Success is so overrated: Kangana to open up about 10 years of rejection in new book
Before Kangana Ranaut became a household name, she endured 10 years of "humiliation, rejection, embarrassment". The Bollywood actress wants to write about her experience of struggle in a book.
Ranaut announced her intention to do so at the launch of Barkha Dutt's The Unquiet India, reports Indian Express. She said, “The way I dealt with my failures has been very heavy and I would like to write a book about that, how success will never teach you anything.”
Instead, the actress says she is a big believer in the value of struggle:
“So I’ve been through struggle for 10 years, and I think that’s what shaped me as a person today. I don’t know how much a success people see me as – that is a very external aspect of one’s growth – but I think I’m a very successful person on a very personal level. And when you lose something or face failure, it’s about how you deal with it and not lose your self-respect and self-worth,” she said.
“Ten years of humiliation, rejection, embarrassment could’ve made me believe what the whole world thought about me – like if they thought about me as a loser, but I didn’t think of myself as that or as what the world or my parents thought of me. That’s why I could do what I did in my life… Not just in India but all over the world, winning and success in so overrated,” she added.

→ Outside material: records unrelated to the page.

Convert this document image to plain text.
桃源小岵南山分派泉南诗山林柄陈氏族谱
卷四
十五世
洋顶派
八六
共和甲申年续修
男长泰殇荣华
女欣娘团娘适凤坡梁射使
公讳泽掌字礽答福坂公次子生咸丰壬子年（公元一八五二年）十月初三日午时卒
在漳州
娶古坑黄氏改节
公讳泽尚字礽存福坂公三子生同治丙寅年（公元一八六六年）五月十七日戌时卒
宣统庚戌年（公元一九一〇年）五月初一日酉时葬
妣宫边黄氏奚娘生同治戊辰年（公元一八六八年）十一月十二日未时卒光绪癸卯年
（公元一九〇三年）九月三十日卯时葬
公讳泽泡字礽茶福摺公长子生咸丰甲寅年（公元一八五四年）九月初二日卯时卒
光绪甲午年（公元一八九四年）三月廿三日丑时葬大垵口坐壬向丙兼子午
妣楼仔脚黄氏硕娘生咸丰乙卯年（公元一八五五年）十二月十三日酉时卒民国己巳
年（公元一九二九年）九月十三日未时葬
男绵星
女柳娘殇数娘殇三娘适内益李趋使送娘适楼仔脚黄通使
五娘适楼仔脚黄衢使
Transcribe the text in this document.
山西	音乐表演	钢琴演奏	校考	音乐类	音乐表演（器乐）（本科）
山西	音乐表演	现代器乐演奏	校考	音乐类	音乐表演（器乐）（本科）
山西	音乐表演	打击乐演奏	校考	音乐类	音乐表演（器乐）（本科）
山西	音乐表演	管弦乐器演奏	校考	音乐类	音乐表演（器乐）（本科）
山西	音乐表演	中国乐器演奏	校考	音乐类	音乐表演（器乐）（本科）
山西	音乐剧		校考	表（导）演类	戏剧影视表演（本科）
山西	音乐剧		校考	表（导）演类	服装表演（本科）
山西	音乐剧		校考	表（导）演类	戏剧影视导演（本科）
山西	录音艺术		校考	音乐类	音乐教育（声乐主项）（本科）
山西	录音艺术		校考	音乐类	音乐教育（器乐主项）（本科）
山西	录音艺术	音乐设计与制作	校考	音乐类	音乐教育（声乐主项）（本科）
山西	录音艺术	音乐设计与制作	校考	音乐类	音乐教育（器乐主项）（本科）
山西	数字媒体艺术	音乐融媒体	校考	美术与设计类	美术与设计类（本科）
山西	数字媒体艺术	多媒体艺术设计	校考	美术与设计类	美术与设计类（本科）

Ranaut pointed out that the culture of "standing first in class" has fostered certain our attitudes towards failing:
“We need to tell our children that it is okay to fail, there’s nothing wrong in it. Nothing lasts forever. That kind of spirit needs to be there,” she said.
An inability to accept failure has larger social implications than we think, she said:
“So rejection is so hard to deal with for anyone, especially men, there’s no acceptance for the fact that this women doesn’t want or that she doesn’t have feelings for me. Usually that is the intention and I feel that for 90 per cent of the violence against women – that kind of rejection triggers it.”